Skip to content

Two key recommendations resulting from N.B. team crash won’t be enforced

New Brunswick’s education minister says the province won’t enforce two key recommendations of a coroner’s inquest into a horrifying highway crash that claimed eight lives in January 2008.

BATHURST, N.B. — New Brunswick’s education minister says the province won’t enforce two key recommendations of a coroner’s inquest into a horrifying highway crash that claimed eight lives in January 2008.

Seven members of the Bathurst High School boys basketball team and the wife of their coach were killed when their school van collided with a transport truck during a snow storm.

Roland Hache met with parents today to tell them that most of the recommendations have been accepted but the government can’t follow two recommendations that would restrict travel to school buses, and require that only people who hold certified Class 2 school bus licences drive them.

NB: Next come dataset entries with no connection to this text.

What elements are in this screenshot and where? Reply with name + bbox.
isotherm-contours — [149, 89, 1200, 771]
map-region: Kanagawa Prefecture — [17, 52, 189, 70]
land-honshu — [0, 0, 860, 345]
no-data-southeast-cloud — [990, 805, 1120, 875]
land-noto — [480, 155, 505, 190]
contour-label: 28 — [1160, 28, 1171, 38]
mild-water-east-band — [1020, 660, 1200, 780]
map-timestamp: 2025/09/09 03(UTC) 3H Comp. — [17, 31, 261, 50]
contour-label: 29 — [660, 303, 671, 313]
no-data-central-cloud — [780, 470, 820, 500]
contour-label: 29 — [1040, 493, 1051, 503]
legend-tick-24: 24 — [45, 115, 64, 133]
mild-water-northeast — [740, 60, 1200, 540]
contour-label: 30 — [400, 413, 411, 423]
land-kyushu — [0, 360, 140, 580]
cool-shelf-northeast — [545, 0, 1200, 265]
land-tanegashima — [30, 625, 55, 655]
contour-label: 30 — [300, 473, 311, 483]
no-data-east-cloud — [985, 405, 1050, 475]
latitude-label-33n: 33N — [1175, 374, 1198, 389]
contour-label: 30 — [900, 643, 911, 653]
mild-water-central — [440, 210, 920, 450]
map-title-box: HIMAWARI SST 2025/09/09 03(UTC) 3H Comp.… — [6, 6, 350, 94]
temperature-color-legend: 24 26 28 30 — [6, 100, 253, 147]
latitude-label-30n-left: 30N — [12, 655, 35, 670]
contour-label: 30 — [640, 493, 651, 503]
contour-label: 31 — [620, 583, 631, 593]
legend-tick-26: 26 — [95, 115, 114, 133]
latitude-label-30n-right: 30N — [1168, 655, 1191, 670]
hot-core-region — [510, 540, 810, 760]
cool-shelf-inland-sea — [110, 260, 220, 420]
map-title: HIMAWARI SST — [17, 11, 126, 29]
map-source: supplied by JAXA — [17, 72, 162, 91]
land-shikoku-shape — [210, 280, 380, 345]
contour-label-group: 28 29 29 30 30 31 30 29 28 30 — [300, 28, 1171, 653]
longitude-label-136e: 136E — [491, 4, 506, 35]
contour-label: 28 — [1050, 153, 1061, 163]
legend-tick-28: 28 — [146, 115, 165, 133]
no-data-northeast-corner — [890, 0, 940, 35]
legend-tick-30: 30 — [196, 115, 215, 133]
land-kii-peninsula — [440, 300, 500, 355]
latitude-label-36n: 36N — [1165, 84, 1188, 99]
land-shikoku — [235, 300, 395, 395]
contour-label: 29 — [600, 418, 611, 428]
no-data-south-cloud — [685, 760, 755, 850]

He says that would cost too much, adding that school groups and sports teams say the lack of available buses and drivers would have a negative impact on their schedules.

Instead, Hache says anyone driving to extracurricular activities must have the appropriate licence for the vehicle being used and they must have completed a mandatory driver safety program being offered by the province.

Hache says the province is working to improve national standards for school vehicles and travel schedules for sports, while Transportation Minister Denis Landry says the shoulder of the highway — which was blamed in part for the accident — has been repaired.